Evans Quartey Hammond

Understanding the benefits of social entrepreneurship over traditional forms of engagement, such as NGOs, requires us to clarify that the difference is solely due to motivation – whereas NGOs are driven purely by altruism, social entrepreneurs are motivated by both altruism and the generation of profit from their initiatives. Social entrepreneurship employs commercial strategies to maximise improvements in financial, social, and environmental well-being. This may include maximising social impact as well as profits for co-owners in order for them to achieve their objectives if funds are not made available to them.

Although non-governmental organizations (NGOs) play an important role in international development, their annual budgets can range from millions to billions of dollars. They are therefore completely reliant on a variety of funding sources, ranging from private donations and membership dues to government contributions. This results in some NGO initiatives become static, structurally immobilised, and vulnerable to decay if funds are not made available to them. Whether they operate in a for-profit or non-profit context, most NGOs are never fully compensated for the time, risk, effort, and capital that they invest in their initiative. The imperative to drive social change is signalled by social entrepreneurship, and it is that potential payoff, with its long-term, transformative benefit to society, that distinguishes the field and its practitioners from NGOs.

Tamara Ferreira Schmidt

The difference between social entrepreneurship and social service/social activism isn't in the initial entrepreneurial contexts or in many of the personal characteristics of the founders, but rather in the outcomes.

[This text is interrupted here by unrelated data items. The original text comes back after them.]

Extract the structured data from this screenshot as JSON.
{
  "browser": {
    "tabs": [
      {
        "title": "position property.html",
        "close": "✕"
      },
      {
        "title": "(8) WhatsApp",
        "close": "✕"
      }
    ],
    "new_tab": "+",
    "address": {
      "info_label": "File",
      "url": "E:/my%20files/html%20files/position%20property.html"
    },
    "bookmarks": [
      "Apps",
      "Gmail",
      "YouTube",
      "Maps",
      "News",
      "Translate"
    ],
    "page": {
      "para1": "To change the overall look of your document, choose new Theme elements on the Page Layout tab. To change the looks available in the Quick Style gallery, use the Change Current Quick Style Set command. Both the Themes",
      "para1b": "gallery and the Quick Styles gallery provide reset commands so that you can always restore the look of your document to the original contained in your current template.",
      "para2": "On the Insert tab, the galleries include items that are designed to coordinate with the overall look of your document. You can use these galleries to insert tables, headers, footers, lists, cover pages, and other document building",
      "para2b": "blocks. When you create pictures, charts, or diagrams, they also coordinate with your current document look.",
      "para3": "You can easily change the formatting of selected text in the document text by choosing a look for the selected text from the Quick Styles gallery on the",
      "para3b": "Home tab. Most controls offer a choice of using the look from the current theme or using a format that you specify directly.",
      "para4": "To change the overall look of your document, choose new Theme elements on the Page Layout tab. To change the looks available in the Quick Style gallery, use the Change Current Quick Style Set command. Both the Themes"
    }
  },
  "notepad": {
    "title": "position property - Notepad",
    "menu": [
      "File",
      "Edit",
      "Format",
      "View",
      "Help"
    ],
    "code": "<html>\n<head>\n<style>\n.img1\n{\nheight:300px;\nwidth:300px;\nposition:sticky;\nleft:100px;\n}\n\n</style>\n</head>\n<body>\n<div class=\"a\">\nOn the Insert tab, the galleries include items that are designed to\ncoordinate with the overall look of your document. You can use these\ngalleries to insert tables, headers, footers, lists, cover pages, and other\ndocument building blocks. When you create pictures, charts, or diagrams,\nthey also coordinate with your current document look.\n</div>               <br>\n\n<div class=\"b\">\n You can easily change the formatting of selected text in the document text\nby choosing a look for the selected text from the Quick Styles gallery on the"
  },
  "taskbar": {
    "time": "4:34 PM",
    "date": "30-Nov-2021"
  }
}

The "conventional" forms of engagement never break out of their limited frame: their impact remains constrained, their service area stays confined to a local population, and their scope is determined by whatever resources they can attract. These ventures are inherently vulnerable, which may mean disruption or loss of service to the populations they serve.

On the other hand, the social entrepreneurship's outcome would be a stable new equilibrium whereby even if one element doesn't work as expected, there would be a robust system in place through which the routine won't be affected and the community will continue to be served.